What has your role been so far?

I think I’ve just been the stubborn one. I saw the rates declining—choreographers for major network TV shows are getting paid less than the dancers. The entertainment industry really needs a lot of education about how vital choreographers are, because right now it’s feeling like we’re invisible. They have no idea of all the things we do behind the scenes to just make a shootable dance scene. 

Have you seen any shifts in the indus­try since launching the Guild?

A union or guild in its most simple form is us talking to each other. “What did you get?” “What was your rate?” “What were your hours?” “How did they treat you?” I had a conversation with someone who works in Atlanta, and she was like, “You get paid for casting?” I was like, “Yes, of course.

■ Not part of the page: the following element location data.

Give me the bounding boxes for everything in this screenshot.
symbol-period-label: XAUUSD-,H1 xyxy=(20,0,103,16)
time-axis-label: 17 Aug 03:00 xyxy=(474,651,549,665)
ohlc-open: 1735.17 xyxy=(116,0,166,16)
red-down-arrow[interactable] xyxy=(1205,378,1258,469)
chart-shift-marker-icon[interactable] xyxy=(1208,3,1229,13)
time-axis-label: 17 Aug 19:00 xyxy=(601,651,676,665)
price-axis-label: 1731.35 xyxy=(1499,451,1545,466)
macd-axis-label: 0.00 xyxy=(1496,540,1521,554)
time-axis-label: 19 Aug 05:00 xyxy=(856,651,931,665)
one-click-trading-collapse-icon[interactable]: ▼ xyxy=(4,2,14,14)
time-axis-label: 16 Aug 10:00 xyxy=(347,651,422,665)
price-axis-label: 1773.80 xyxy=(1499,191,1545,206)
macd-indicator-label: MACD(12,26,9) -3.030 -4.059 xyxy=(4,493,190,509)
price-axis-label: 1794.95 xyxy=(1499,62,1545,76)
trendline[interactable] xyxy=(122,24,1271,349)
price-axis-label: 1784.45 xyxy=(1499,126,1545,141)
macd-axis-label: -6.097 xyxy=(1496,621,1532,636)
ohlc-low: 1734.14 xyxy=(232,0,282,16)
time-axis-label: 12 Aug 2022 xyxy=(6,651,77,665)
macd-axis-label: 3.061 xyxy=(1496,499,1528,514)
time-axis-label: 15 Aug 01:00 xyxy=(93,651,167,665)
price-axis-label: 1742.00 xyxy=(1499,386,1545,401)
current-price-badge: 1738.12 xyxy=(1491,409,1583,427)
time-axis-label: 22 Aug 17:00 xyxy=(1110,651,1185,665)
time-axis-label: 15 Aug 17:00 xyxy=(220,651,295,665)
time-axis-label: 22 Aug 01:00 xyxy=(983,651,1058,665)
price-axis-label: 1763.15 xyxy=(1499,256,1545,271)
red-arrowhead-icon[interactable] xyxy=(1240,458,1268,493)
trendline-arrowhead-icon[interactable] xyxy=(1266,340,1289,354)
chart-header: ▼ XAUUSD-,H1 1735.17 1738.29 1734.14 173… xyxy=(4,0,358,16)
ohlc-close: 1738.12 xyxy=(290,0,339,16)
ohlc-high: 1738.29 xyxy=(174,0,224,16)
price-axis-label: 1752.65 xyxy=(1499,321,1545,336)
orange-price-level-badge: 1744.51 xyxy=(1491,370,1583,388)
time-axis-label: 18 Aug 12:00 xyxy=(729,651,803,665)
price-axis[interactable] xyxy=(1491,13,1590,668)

I’m on my computer for days trying to cast it, and that isn’t free work.” So that is already impactful, so we’re not on these islands by ourselves. 

What are some of your goals for the Guild?

The simple goal is that choreographers can show up and not have to use their bargaining power for basic working minimums that all our creative peers already have. They can use their bargaining power to work on their rate, or increase their credit. The amount of times I’ve done big jobs—Oscar-winning jobs—and I didn’t make the screen. When I choreographed a whole number; minutes of the film. Everyone else is listed—wig styling, catering, drivers—but somehow, choreographers are left out.